Currently, the GPU solver is more or less a copy-and-paste-version of the CPU solver. It would be nice to remove much of the code duplication. There's also room for improvement in terms of optimization. First, I should perform a baseline profiling to identify the current hotspots. Nonetheless, I already have some ideas on what can be improved.
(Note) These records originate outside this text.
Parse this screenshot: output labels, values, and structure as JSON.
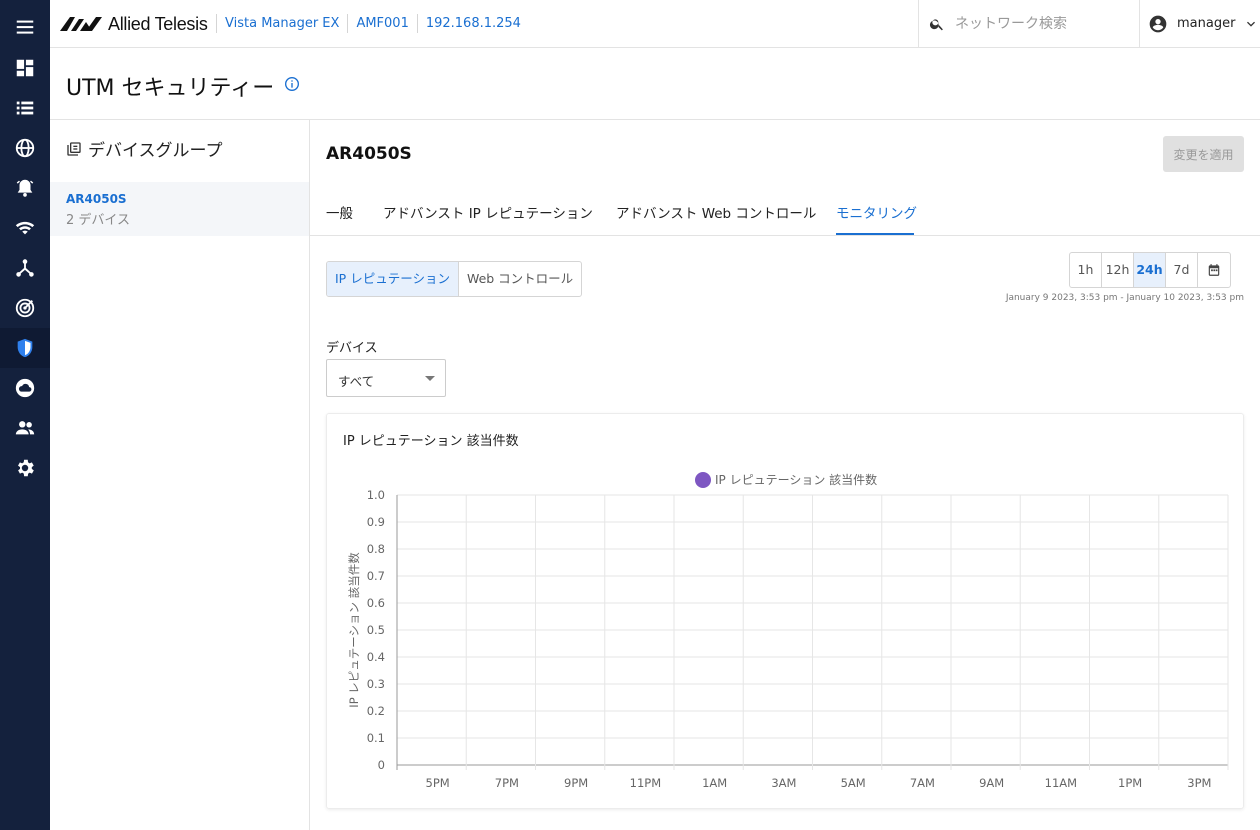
{
  "header": {
    "logo_text": "Allied Telesis",
    "breadcrumbs": [
      "Vista Manager EX",
      "AMF001",
      "192.168.1.254"
    ],
    "search_placeholder": "ネットワーク検索",
    "user_name": "manager"
  },
  "nav": {
    "icons": [
      "menu-icon",
      "dashboard-icon",
      "list-icon",
      "globe-icon",
      "alarm-icon",
      "wifi-icon",
      "network-topology-icon",
      "radar-icon",
      "security-shield-icon",
      "cloud-icon",
      "users-icon",
      "gear-icon"
    ],
    "active": "security-shield-icon"
  },
  "page": {
    "title": "UTM セキュリティー"
  },
  "group_panel": {
    "title": "デバイスグループ",
    "items": [
      {
        "name": "AR4050S",
        "sub": "2 デバイス"
      }
    ]
  },
  "main": {
    "device_title": "AR4050S",
    "apply_label": "変更を適用",
    "tabs": [
      "一般",
      "アドバンスト IP レピュテーション",
      "アドバンスト Web コントロール",
      "モニタリング"
    ],
    "active_tab": "モニタリング",
    "segments": [
      "IP レピュテーション",
      "Web コントロール"
    ],
    "active_segment": "IP レピュテーション",
    "ranges": [
      "1h",
      "12h",
      "24h",
      "7d"
    ],
    "active_range": "24h",
    "range_text": "January 9 2023, 3:53 pm - January 10 2023, 3:53 pm",
    "device_label": "デバイス",
    "device_value": "すべて"
  },
  "colors": {
    "accent": "#1a6fd1",
    "nav_bg": "#14213d",
    "series": "#7e57c2"
  },
  "chart_data": {
    "type": "line",
    "title": "IP レピュテーション 該当件数",
    "ylabel": "IP レピュテーション 該当件数",
    "xlabel": "",
    "x": [
      "5PM",
      "7PM",
      "9PM",
      "11PM",
      "1AM",
      "3AM",
      "5AM",
      "7AM",
      "9AM",
      "11AM",
      "1PM",
      "3PM"
    ],
    "yticks": [
      "1.0",
      "0.9",
      "0.8",
      "0.7",
      "0.6",
      "0.5",
      "0.4",
      "0.3",
      "0.2",
      "0.1",
      "0"
    ],
    "ylim": [
      0,
      1
    ],
    "series": [
      {
        "name": "IP レピュテーション 該当件数",
        "values": []
      }
    ],
    "legend": "top",
    "grid": true
  }
}
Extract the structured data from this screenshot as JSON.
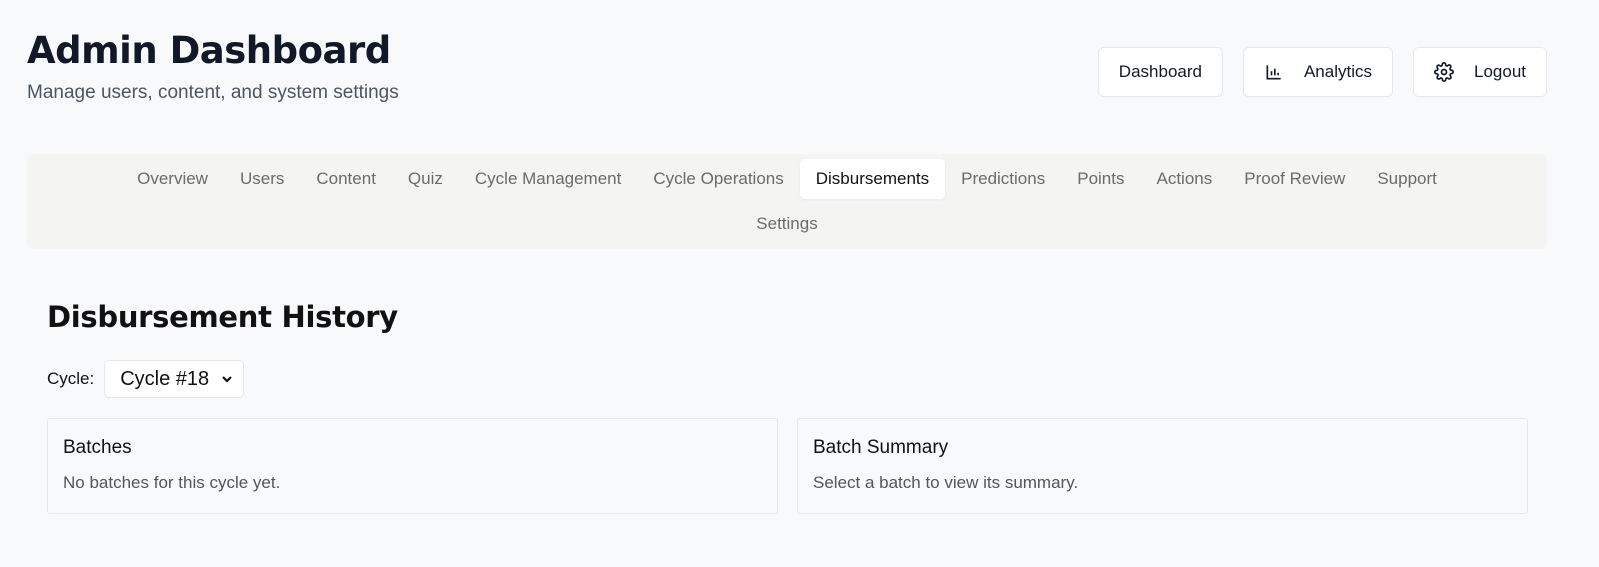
{
  "header": {
    "title": "Admin Dashboard",
    "subtitle": "Manage users, content, and system settings"
  },
  "actions": {
    "dashboard_label": "Dashboard",
    "analytics_label": "Analytics",
    "logout_label": "Logout",
    "analytics_icon": "bar-chart-icon",
    "logout_icon": "gear-icon"
  },
  "tabs": {
    "items": [
      "Overview",
      "Users",
      "Content",
      "Quiz",
      "Cycle Management",
      "Cycle Operations",
      "Disbursements",
      "Predictions",
      "Points",
      "Actions",
      "Proof Review",
      "Support",
      "Settings"
    ],
    "active": "Disbursements"
  },
  "main": {
    "section_title": "Disbursement History",
    "cycle_label": "Cycle:",
    "cycle_selected": "Cycle #18",
    "batches": {
      "title": "Batches",
      "message": "No batches for this cycle yet."
    },
    "summary": {
      "title": "Batch Summary",
      "message": "Select a batch to view its summary."
    }
  },
  "colors": {
    "background": "#f8f9fb",
    "tab_bar": "#f4f4f2",
    "text_primary": "#111827",
    "text_muted": "#4b5563"
  }
}
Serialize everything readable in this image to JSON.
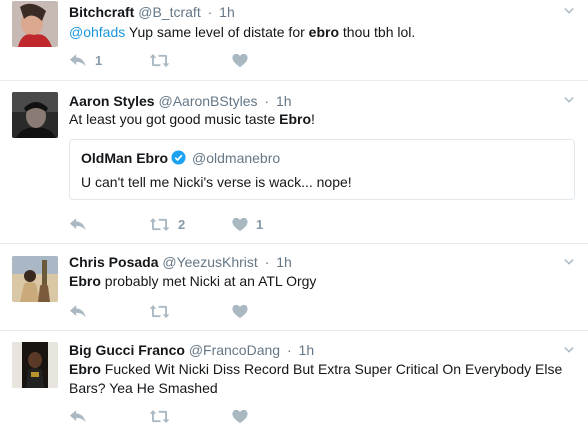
{
  "tweets": [
    {
      "name": "Bitchcraft",
      "handle": "@B_tcraft",
      "time": "1h",
      "text_mention": "@ohfads",
      "text_pre": " Yup same level of distate for ",
      "text_kw": "ebro",
      "text_post": " thou tbh lol.",
      "reply_count": "1",
      "retweet_count": "",
      "like_count": ""
    },
    {
      "name": "Aaron Styles",
      "handle": "@AaronBStyles",
      "time": "1h",
      "text_pre": "At least you got good music taste ",
      "text_kw": "Ebro",
      "text_post": "!",
      "quote": {
        "name": "OldMan Ebro",
        "handle": "@oldmanebro",
        "text": "U can't tell me Nicki's verse is wack... nope!"
      },
      "reply_count": "",
      "retweet_count": "2",
      "like_count": "1"
    },
    {
      "name": "Chris Posada",
      "handle": "@YeezusKhrist",
      "time": "1h",
      "text_kw": "Ebro",
      "text_post": " probably met Nicki at an ATL Orgy",
      "reply_count": "",
      "retweet_count": "",
      "like_count": ""
    },
    {
      "name": "Big Gucci Franco",
      "handle": "@FrancoDang",
      "time": "1h",
      "text_kw": "Ebro",
      "text_post": " Fucked Wit Nicki Diss Record But Extra Super Critical On Everybody Else Bars? Yea He Smashed",
      "reply_count": "",
      "retweet_count": "",
      "like_count": ""
    }
  ],
  "dot": "·",
  "icons": {
    "reply": "reply-icon",
    "retweet": "retweet-icon",
    "like": "heart-icon",
    "more": "chevron-down-icon",
    "verified": "verified-badge-icon"
  },
  "colors": {
    "mention": "#1b95e0",
    "verified": "#1da1f2",
    "action": "#aab8c2"
  }
}
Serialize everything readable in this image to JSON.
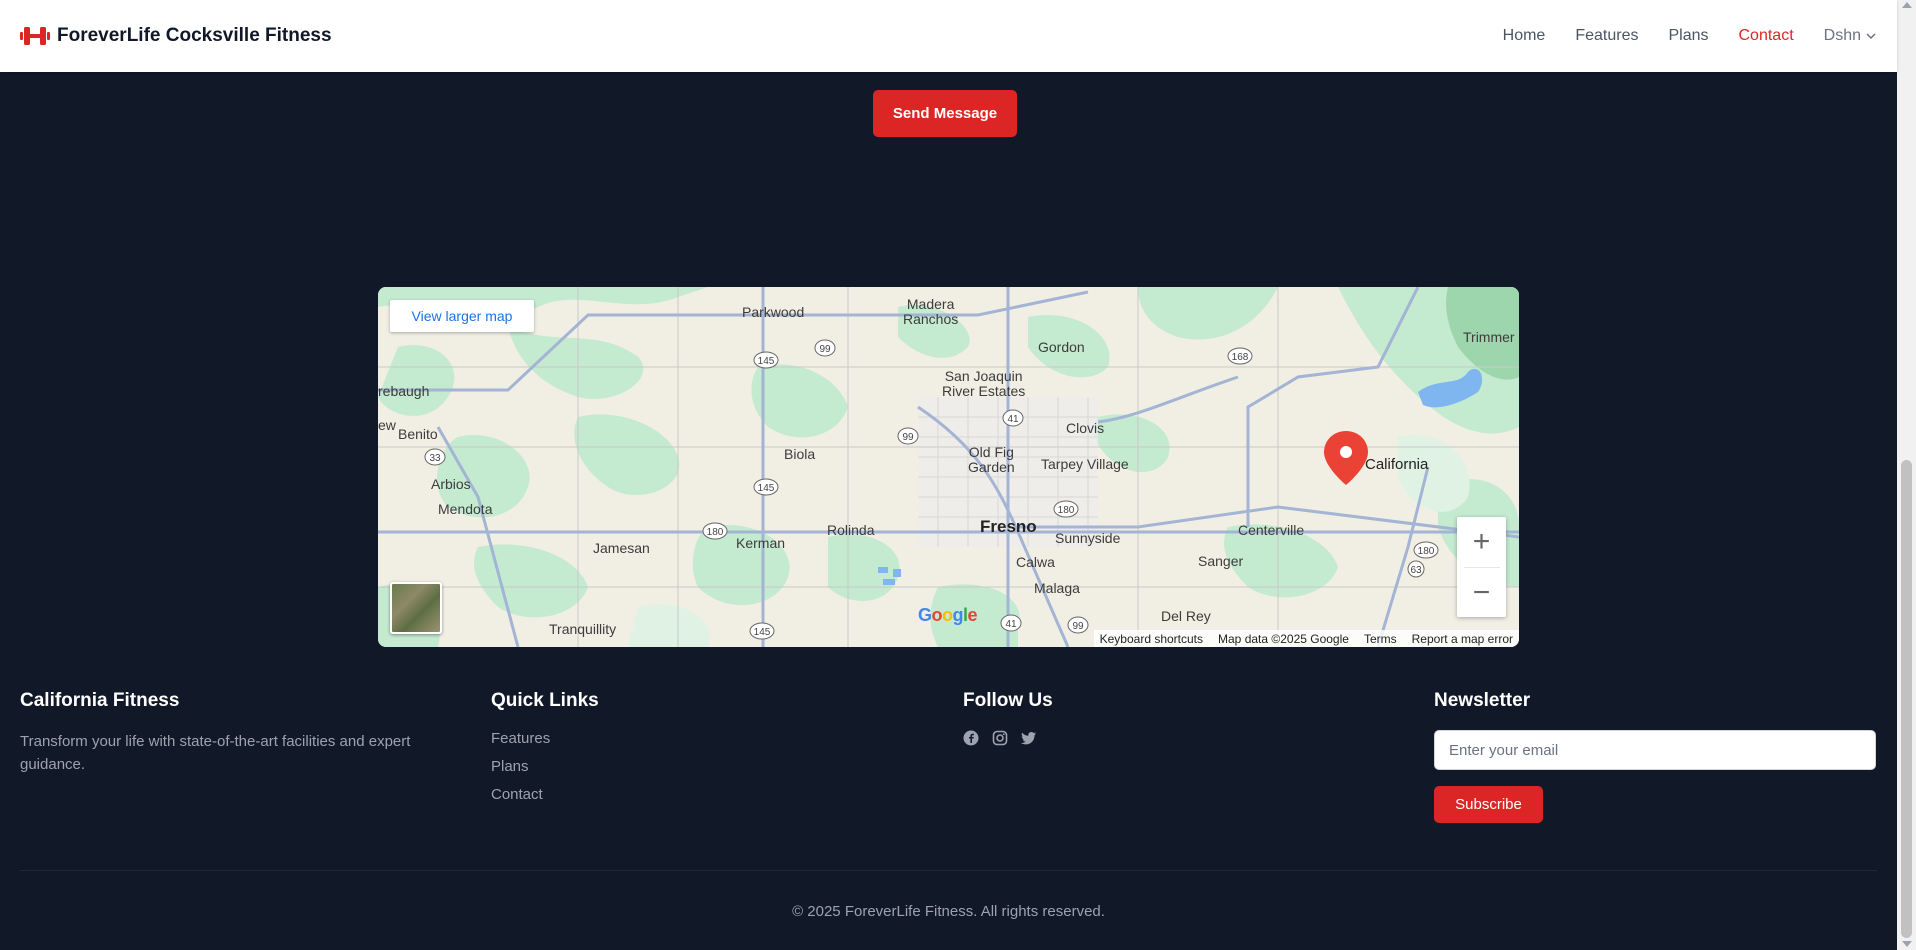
{
  "header": {
    "brand": "ForeverLife Cocksville Fitness",
    "nav": [
      "Home",
      "Features",
      "Plans",
      "Contact"
    ],
    "active_nav": "Contact",
    "user": "Dshn"
  },
  "contact": {
    "send_label": "Send Message"
  },
  "map": {
    "view_larger": "View larger map",
    "zoom_in": "+",
    "zoom_out": "−",
    "google": "Google",
    "attribution": [
      "Keyboard shortcuts",
      "Map data ©2025 Google",
      "Terms",
      "Report a map error"
    ],
    "marker_label": "California",
    "places": {
      "madera_ranchos": "Madera\nRanchos",
      "parkwood": "Parkwood",
      "gordon": "Gordon",
      "trimmer": "Trimmer",
      "san_joaquin": "San Joaquin\nRiver Estates",
      "raymond": "rebaugh",
      "benito": "Benito",
      "clovis": "Clovis",
      "biola": "Biola",
      "old_fig": "Old Fig\nGarden",
      "tarpey": "Tarpey Village",
      "arbios": "Arbios",
      "mendota": "Mendota",
      "fresno": "Fresno",
      "sunnyside": "Sunnyside",
      "centerville": "Centerville",
      "kerman": "Kerman",
      "rolinda": "Rolinda",
      "jamesan": "Jamesan",
      "calwa": "Calwa",
      "sanger": "Sanger",
      "malaga": "Malaga",
      "del_rey": "Del Rey",
      "tranquillity": "Tranquillity",
      "ew": "ew"
    },
    "shields": [
      "145",
      "99",
      "168",
      "41",
      "33",
      "99",
      "41",
      "145",
      "180",
      "180",
      "180",
      "63",
      "145",
      "41",
      "99"
    ]
  },
  "footer": {
    "about": {
      "title": "California Fitness",
      "text": "Transform your life with state-of-the-art facilities and expert guidance."
    },
    "quick_links": {
      "title": "Quick Links",
      "items": [
        "Features",
        "Plans",
        "Contact"
      ]
    },
    "follow": {
      "title": "Follow Us",
      "icons": [
        "facebook-icon",
        "instagram-icon",
        "twitter-icon"
      ]
    },
    "newsletter": {
      "title": "Newsletter",
      "placeholder": "Enter your email",
      "button": "Subscribe"
    },
    "copyright": "© 2025 ForeverLife Fitness. All rights reserved."
  },
  "colors": {
    "accent": "#dc2626",
    "background": "#111827",
    "map_green": "#bfe8cb",
    "map_land": "#f1eee4"
  }
}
The red-black Gauss-Seidel implementation is currently terrible. It takes two trips to DRAM to load the data. First, once for the red points, and then once more for the black points. At each time, only half of the threads are active. It should possible to keep all threads active by loading the data into shared memory using a float2/double2 instruction. Some kernels like the restriction and residual kernel can also probably merged into a single one to further reduce memory traffic.